About the Blockhouses


Artist’s sketch of a blockhouse behind a palisade.


Reconstructed blockhouse, Mansfield

Reconstructed blockhouse, St. Andrews, N.B.

Researchers: Jordan Gattrell and Oskars Pavasars, Grade 12

There are many ways to define a blockhouse but the most concise seems to be from Wikipedia. It states: “a blockhouse is a small, isolated fort in the form of a single building. It serves as a defensive strong point against any enemy that does not possess siege equipment or, in modern times, artillery.” (Blockhouse, 2013).

​There are many uses for blockhouses. It may serve as a defensive strong point or it could be merely a lookout point or a fort to store materials. This may have been the case at Fort Willow, where the blockhouse (if it existed) was used as a lookout point and for storing supplies. The reason a Blockhouse is thought to be so defensible is because the top story is slightly larger than the bottom story, and overhangs it, allowing an opening for soldiers inside to attack straight down at anyone attempting to enter the lower story of the structure.
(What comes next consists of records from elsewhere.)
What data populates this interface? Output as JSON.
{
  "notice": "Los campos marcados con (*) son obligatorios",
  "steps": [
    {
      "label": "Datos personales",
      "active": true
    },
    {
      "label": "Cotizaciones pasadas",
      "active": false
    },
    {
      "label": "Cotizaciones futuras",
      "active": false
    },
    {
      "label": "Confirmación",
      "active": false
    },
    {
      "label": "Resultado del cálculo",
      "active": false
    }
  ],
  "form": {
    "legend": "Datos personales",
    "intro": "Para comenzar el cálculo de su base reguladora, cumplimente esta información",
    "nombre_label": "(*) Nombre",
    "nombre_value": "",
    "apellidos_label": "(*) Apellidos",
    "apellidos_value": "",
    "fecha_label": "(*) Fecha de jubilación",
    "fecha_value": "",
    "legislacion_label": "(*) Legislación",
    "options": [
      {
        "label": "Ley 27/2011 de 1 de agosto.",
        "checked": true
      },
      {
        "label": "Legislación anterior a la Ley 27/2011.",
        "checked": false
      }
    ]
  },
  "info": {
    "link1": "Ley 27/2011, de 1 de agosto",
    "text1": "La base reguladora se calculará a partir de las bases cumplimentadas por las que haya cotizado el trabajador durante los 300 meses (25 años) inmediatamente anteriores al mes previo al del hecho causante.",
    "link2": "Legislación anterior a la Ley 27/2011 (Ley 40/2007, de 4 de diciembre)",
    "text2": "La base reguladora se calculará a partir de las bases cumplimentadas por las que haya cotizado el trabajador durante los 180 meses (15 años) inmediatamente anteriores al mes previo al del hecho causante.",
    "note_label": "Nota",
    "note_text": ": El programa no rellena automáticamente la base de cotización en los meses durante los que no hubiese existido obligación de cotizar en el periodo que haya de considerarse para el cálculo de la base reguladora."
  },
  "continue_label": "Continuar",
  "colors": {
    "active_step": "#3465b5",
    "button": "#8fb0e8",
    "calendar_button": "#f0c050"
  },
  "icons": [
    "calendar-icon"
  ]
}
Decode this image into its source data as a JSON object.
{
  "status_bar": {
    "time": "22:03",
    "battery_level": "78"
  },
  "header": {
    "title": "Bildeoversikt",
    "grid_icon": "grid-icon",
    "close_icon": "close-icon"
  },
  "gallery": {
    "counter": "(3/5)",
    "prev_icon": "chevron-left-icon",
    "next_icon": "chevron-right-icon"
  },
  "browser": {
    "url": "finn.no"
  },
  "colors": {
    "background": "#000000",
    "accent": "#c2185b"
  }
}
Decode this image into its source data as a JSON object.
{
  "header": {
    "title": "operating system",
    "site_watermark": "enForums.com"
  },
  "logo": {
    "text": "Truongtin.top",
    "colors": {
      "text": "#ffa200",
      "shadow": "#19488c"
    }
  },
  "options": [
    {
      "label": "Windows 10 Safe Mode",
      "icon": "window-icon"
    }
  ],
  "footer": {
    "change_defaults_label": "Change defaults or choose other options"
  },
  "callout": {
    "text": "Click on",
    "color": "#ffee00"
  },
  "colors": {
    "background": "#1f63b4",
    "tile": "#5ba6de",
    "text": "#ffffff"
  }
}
1950s archaeologist Wilfred Jury claimed to have found two sets of very substantial building foundations during his excavations. He believed that these foundations would have supported a large, two-story structure; hence his belief that two two-story blockhouses may have been present at Fort Willow. Regrettably, recent attempts to rediscover these foundations archaeologically have failed.